The imagination in the Romantic era became the motor of progress: what was hidden to the eye was made visible by means of new research methods and integrated into a new type of systematic thinking.

What was hidden to the naked eye was made visible through microscopy. In the first half of the 20th century, ‘cellular pathology’ led to a fundamental innovation in dermatology with Hebra, Unna, Mac Leod and Besnier as important founders. Dermatology had a strong position in the innovation of medicine. This is not surprising since the skin is visible and it requires little effort to acquire material for micromorphological research.

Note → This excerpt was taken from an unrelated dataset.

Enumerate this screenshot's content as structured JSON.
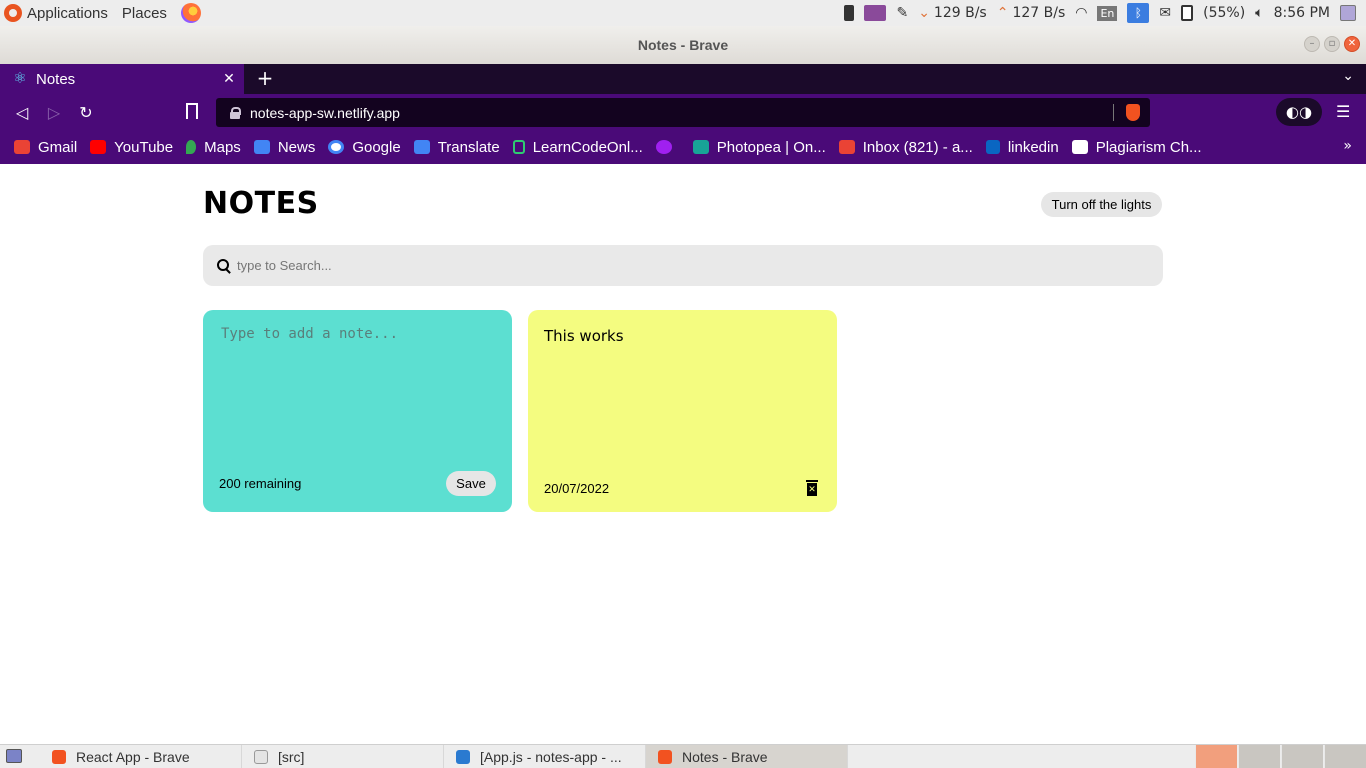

Macroscopical observation by the dermatologist also developed. Observation by the human eye was refined due to new insights on a micro level. Inspired by micromorphological systematics, people started to approach skin diseases differently. A new system of describing skin diseases developed: ‘primary efflorescences’, which were described by Darier in 1928 in ‘Precis de Dermatologie’ (Citation4).

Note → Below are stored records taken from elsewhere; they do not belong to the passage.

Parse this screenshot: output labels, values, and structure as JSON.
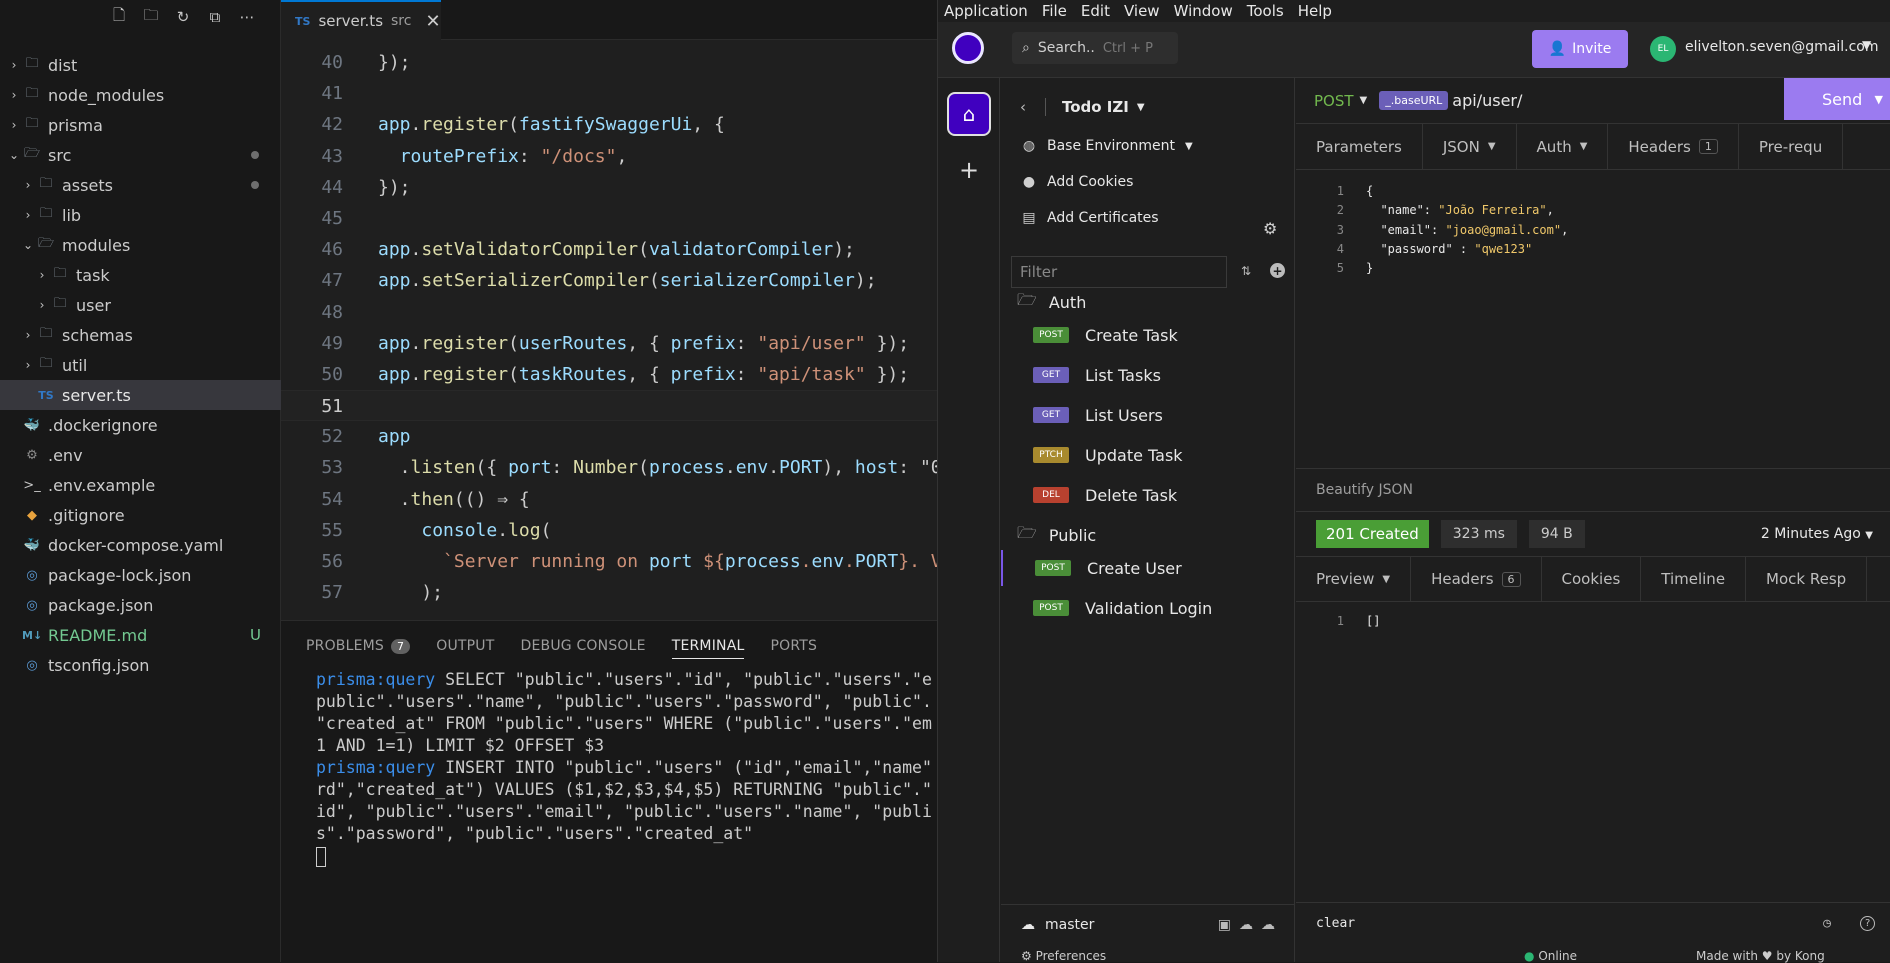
{
  "explorer": {
    "items": [
      {
        "label": "dist",
        "indent": 0,
        "chevron": "›",
        "icon": "folder-icon"
      },
      {
        "label": "node_modules",
        "indent": 0,
        "chevron": "›",
        "icon": "folder-icon"
      },
      {
        "label": "prisma",
        "indent": 0,
        "chevron": "›",
        "icon": "folder-icon"
      },
      {
        "label": "src",
        "indent": 0,
        "chevron": "⌄",
        "icon": "folder-open-icon"
      },
      {
        "label": "assets",
        "indent": 1,
        "chevron": "›",
        "icon": "folder-icon"
      },
      {
        "label": "lib",
        "indent": 1,
        "chevron": "›",
        "icon": "folder-icon"
      },
      {
        "label": "modules",
        "indent": 1,
        "chevron": "⌄",
        "icon": "folder-open-icon"
      },
      {
        "label": "task",
        "indent": 2,
        "chevron": "›",
        "icon": "folder-icon"
      },
      {
        "label": "user",
        "indent": 2,
        "chevron": "›",
        "icon": "folder-icon"
      },
      {
        "label": "schemas",
        "indent": 1,
        "chevron": "›",
        "icon": "folder-icon"
      },
      {
        "label": "util",
        "indent": 1,
        "chevron": "›",
        "icon": "folder-icon"
      },
      {
        "label": "server.ts",
        "indent": 1,
        "chevron": "",
        "icon": "typescript-file-icon",
        "badge_text": "TS"
      },
      {
        "label": ".dockerignore",
        "indent": 0,
        "chevron": "",
        "icon": "docker-file-icon"
      },
      {
        "label": ".env",
        "indent": 0,
        "chevron": "",
        "icon": "gear-file-icon"
      },
      {
        "label": ".env.example",
        "indent": 0,
        "chevron": "",
        "icon": "terminal-file-icon"
      },
      {
        "label": ".gitignore",
        "indent": 0,
        "chevron": "",
        "icon": "git-file-icon"
      },
      {
        "label": "docker-compose.yaml",
        "indent": 0,
        "chevron": "",
        "icon": "docker-file-icon"
      },
      {
        "label": "package-lock.json",
        "indent": 0,
        "chevron": "",
        "icon": "json-file-icon"
      },
      {
        "label": "package.json",
        "indent": 0,
        "chevron": "",
        "icon": "json-file-icon"
      },
      {
        "label": "README.md",
        "indent": 0,
        "chevron": "",
        "icon": "markdown-file-icon",
        "badge_text": "M↓",
        "flag": "U"
      },
      {
        "label": "tsconfig.json",
        "indent": 0,
        "chevron": "",
        "icon": "json-file-icon"
      }
    ],
    "flag_u": "U"
  },
  "editor": {
    "tab": {
      "badge": "TS",
      "filename": "server.ts",
      "dir": "src",
      "close": "✕"
    },
    "lines": [
      {
        "n": "40",
        "text": "});"
      },
      {
        "n": "41",
        "text": ""
      },
      {
        "n": "42",
        "text": "app.register(fastifySwaggerUi, {"
      },
      {
        "n": "43",
        "text": "  routePrefix: \"/docs\","
      },
      {
        "n": "44",
        "text": "});"
      },
      {
        "n": "45",
        "text": ""
      },
      {
        "n": "46",
        "text": "app.setValidatorCompiler(validatorCompiler);"
      },
      {
        "n": "47",
        "text": "app.setSerializerCompiler(serializerCompiler);"
      },
      {
        "n": "48",
        "text": ""
      },
      {
        "n": "49",
        "text": "app.register(userRoutes, { prefix: \"api/user\" });"
      },
      {
        "n": "50",
        "text": "app.register(taskRoutes, { prefix: \"api/task\" });"
      },
      {
        "n": "51",
        "text": ""
      },
      {
        "n": "52",
        "text": "app"
      },
      {
        "n": "53",
        "text": "  .listen({ port: Number(process.env.PORT), host: \"0"
      },
      {
        "n": "54",
        "text": "  .then(() ⇒ {"
      },
      {
        "n": "55",
        "text": "    console.log("
      },
      {
        "n": "56",
        "text": "      `Server running on port ${process.env.PORT}. V"
      },
      {
        "n": "57",
        "text": "    );"
      }
    ]
  },
  "panel": {
    "tabs": [
      "PROBLEMS",
      "OUTPUT",
      "DEBUG CONSOLE",
      "TERMINAL",
      "PORTS"
    ],
    "problems_count": "7",
    "active_tab": "TERMINAL",
    "terminal_lines": [
      {
        "prefix": "prisma:query",
        "text": " SELECT \"public\".\"users\".\"id\", \"public\".\"users\".\"e"
      },
      {
        "prefix": "",
        "text": "public\".\"users\".\"name\", \"public\".\"users\".\"password\", \"public\"."
      },
      {
        "prefix": "",
        "text": "\"created_at\" FROM \"public\".\"users\" WHERE (\"public\".\"users\".\"em"
      },
      {
        "prefix": "",
        "text": "1 AND 1=1) LIMIT $2 OFFSET $3"
      },
      {
        "prefix": "prisma:query",
        "text": " INSERT INTO \"public\".\"users\" (\"id\",\"email\",\"name\""
      },
      {
        "prefix": "",
        "text": "rd\",\"created_at\") VALUES ($1,$2,$3,$4,$5) RETURNING \"public\".\""
      },
      {
        "prefix": "",
        "text": "id\", \"public\".\"users\".\"email\", \"public\".\"users\".\"name\", \"publi"
      },
      {
        "prefix": "",
        "text": "s\".\"password\", \"public\".\"users\".\"created_at\""
      }
    ]
  },
  "insomnia": {
    "menu": [
      "Application",
      "File",
      "Edit",
      "View",
      "Window",
      "Tools",
      "Help"
    ],
    "search": {
      "label": "Search..",
      "shortcut": "Ctrl + P"
    },
    "invite_label": "Invite",
    "avatar_initials": "EL",
    "user_email": "elivelton.seven@gmail.com",
    "workspace": "Todo IZI",
    "environment": "Base Environment",
    "add_cookies": "Add Cookies",
    "add_certificates": "Add Certificates",
    "filter_placeholder": "Filter",
    "folders": [
      {
        "name": "Auth",
        "requests": [
          {
            "method": "POST",
            "name": "Create Task",
            "cls": "b-post"
          },
          {
            "method": "GET",
            "name": "List Tasks",
            "cls": "b-get"
          },
          {
            "method": "GET",
            "name": "List Users",
            "cls": "b-get"
          },
          {
            "method": "PTCH",
            "name": "Update Task",
            "cls": "b-ptch"
          },
          {
            "method": "DEL",
            "name": "Delete Task",
            "cls": "b-del"
          }
        ]
      },
      {
        "name": "Public",
        "requests": [
          {
            "method": "POST",
            "name": "Create User",
            "cls": "b-post",
            "active": true
          },
          {
            "method": "POST",
            "name": "Validation Login",
            "cls": "b-post"
          }
        ]
      }
    ],
    "branch": "master",
    "preferences": "Preferences",
    "request": {
      "method": "POST",
      "base_url_tag": "_.baseURL",
      "path": "api/user/",
      "send_label": "Send",
      "tabs": [
        {
          "label": "Parameters"
        },
        {
          "label": "JSON",
          "dropdown": true
        },
        {
          "label": "Auth",
          "dropdown": true
        },
        {
          "label": "Headers",
          "count": "1"
        },
        {
          "label": "Pre-requ"
        }
      ],
      "body_lines": [
        {
          "n": "1",
          "parts": [
            [
              "p",
              "{"
            ]
          ]
        },
        {
          "n": "2",
          "parts": [
            [
              "k",
              "  \"name\": "
            ],
            [
              "v",
              "\"João Ferreira\""
            ],
            [
              "p",
              ","
            ]
          ]
        },
        {
          "n": "3",
          "parts": [
            [
              "k",
              "  \"email\": "
            ],
            [
              "v",
              "\"joao@gmail.com\""
            ],
            [
              "p",
              ","
            ]
          ]
        },
        {
          "n": "4",
          "parts": [
            [
              "k",
              "  \"password\" : "
            ],
            [
              "v",
              "\"qwe123\""
            ]
          ]
        },
        {
          "n": "5",
          "parts": [
            [
              "p",
              "}"
            ]
          ]
        }
      ],
      "beautify": "Beautify JSON"
    },
    "response": {
      "status": "201 Created",
      "time": "323 ms",
      "size": "94 B",
      "ago": "2 Minutes Ago",
      "tabs": [
        {
          "label": "Preview",
          "dropdown": true
        },
        {
          "label": "Headers",
          "count": "6"
        },
        {
          "label": "Cookies"
        },
        {
          "label": "Timeline"
        },
        {
          "label": "Mock Resp"
        }
      ],
      "body_line_n": "1",
      "body": "[]",
      "filter_value": "clear"
    },
    "online": "Online",
    "made_with": "Made with ♥ by Kong"
  }
}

What is hidden in observations in morphology is functionality. Innovative clinicians and researchers imagined what micromorphology means in terms of functionality. Driven by imagination, extensive physiological, immunological and molecular genetic research developed in the second half of the 20th century. Immunology has developed our understanding of immunodermatoses. Lupus vulgaris, once, a frequently occurring disease with tissueloss due to tuberculosis, appear to harbour lupus erythematodes, with immunodepositions pathognomonic for the immunodermatosis lupus erythematosus. Later the follicular hyperkeratose were recognised as hallmark of the disease. A similar development occurred for blistering diseases. The immunological classification revealed hidden hallmarks, which became visible after understanding the disease in the light of immunodermatology.

Experimental dermatology developed into a strong research field which attracted many top researchers. For what happens in the skin may be studied in vivo through research. New insights into skin diseases and starting points for new treatments followed in the last decades and will follow in the years to come. In the skin we see what we understand and we treat from what we understand.